US media unmoved by fiery Galloway
It's a long way - literally and figuratively - from George Galloway's hometown of Dundee to Washington DC. But the man who was kicked out of the British Labour Party because of his fierce criticism of the war in Iraq seemed at ease on Capitol Hill last week as he defended himself against allegations of financial chicanery.
Galloway's appearance in front of the US Senate permanent subcommittee on investigations was a triumph, at least in his estimation.
Back in London on Wednesday night, Galloway told a rally of supporters: “We blew them away.’' A politician rarely burdened by excessive modesty, Galloway went on to depict himself as the man the world had been waiting for.

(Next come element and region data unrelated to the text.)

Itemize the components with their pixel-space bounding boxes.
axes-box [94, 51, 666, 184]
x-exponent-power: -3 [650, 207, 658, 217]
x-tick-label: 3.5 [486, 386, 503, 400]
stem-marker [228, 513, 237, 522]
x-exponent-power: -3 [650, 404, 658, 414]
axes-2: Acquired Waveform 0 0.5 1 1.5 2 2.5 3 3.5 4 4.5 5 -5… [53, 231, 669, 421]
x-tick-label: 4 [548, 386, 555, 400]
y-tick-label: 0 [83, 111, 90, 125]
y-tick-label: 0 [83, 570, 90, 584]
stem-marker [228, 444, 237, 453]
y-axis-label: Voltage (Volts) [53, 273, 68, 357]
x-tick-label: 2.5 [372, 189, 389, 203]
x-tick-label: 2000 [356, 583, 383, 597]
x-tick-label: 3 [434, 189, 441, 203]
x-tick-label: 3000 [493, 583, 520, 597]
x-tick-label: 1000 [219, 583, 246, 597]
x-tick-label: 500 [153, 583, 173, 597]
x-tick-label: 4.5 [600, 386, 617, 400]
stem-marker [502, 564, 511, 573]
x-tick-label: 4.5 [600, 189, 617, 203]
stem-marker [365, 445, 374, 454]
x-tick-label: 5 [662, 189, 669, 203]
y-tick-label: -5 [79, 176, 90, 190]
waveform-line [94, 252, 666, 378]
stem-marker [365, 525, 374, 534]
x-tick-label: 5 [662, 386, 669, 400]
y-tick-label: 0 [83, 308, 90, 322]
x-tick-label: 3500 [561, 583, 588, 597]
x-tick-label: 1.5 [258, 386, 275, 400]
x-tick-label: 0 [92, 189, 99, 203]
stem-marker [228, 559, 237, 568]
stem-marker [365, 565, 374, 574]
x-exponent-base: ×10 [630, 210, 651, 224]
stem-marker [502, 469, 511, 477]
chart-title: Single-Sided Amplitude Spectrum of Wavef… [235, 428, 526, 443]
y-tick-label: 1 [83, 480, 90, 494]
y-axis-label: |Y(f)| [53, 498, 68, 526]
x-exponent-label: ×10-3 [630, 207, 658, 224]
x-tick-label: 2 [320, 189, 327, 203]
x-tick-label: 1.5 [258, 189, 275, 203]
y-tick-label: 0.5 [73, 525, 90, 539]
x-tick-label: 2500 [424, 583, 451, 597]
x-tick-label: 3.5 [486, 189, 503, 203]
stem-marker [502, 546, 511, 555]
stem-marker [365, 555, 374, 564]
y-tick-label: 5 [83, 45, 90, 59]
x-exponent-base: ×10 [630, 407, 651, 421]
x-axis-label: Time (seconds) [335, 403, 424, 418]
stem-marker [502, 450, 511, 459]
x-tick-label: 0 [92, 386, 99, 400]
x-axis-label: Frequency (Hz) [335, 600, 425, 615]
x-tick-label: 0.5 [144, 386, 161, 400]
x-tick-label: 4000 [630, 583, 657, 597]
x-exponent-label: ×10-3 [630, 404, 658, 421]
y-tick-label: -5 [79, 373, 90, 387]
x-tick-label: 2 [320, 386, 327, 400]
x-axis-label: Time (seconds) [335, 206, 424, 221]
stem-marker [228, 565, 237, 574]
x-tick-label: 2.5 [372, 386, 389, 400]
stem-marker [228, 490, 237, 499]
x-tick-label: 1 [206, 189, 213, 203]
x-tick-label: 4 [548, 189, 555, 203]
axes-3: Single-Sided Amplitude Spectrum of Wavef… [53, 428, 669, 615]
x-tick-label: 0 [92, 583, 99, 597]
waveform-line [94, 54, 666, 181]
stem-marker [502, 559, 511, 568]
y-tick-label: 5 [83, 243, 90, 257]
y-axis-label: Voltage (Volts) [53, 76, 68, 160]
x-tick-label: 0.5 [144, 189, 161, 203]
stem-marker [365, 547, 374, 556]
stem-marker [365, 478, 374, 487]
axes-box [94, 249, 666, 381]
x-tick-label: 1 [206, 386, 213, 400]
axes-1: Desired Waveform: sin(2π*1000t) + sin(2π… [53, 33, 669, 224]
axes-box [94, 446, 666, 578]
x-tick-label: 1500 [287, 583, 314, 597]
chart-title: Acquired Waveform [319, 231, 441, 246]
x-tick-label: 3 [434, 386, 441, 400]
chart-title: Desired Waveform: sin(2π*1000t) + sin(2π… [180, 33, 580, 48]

“From the e-mails and feedback we've had from all over the world, it is true undoubtedly that there was a worldwide audience out there waiting for someone to speak the truth to power,” he said.
The reality of the matter was a bit more complex than that. Galloway's trenchant style largely kept the senators on the defensive, but the Scot was also evasive about some important issues. While the British press hailed his performance, it was seen as little more than a curious diversion by the US media.
Galloway came to Capitol Hill to respond to a report issued by the subcommittee the previous week.
Galloway spent most of his time in Washington attacking his critics.
He accused the subcommittee chairman, Republican senator Norm Coleman, of being a “pro-war, neo-con hawk, and the lickspittle of George W Bush'‘. He also told Coleman that “for a lawyer, you are remarkably cavalier with any idea of justice'‘.
Such combative language is rarely heard in the genteel environs of the Senate. As a result, most major US newspapers dwelt more on the MP's belligerence than on the fundamental questions he sought to raise.
The New York Times, in an article headlined, ‘British Lawmaker Scolds Senators On Iraq', noted that Galloway was “a flamboyant orator and skilled debater'‘, adding that “his aggressive posture and tone seemed to flummox'‘ the head of the subcommittee.
The Los Angeles Times focused on Galloway's use of “harsh language that shook up the hearing room'‘, while the Washington Post referred to him “dispensing with the deference traditionally reserved for Senate leaders'‘.
For most of the media, though, Galloway's testimony was only a passing storm - it seemed to have been almost forgotten within 48 hours.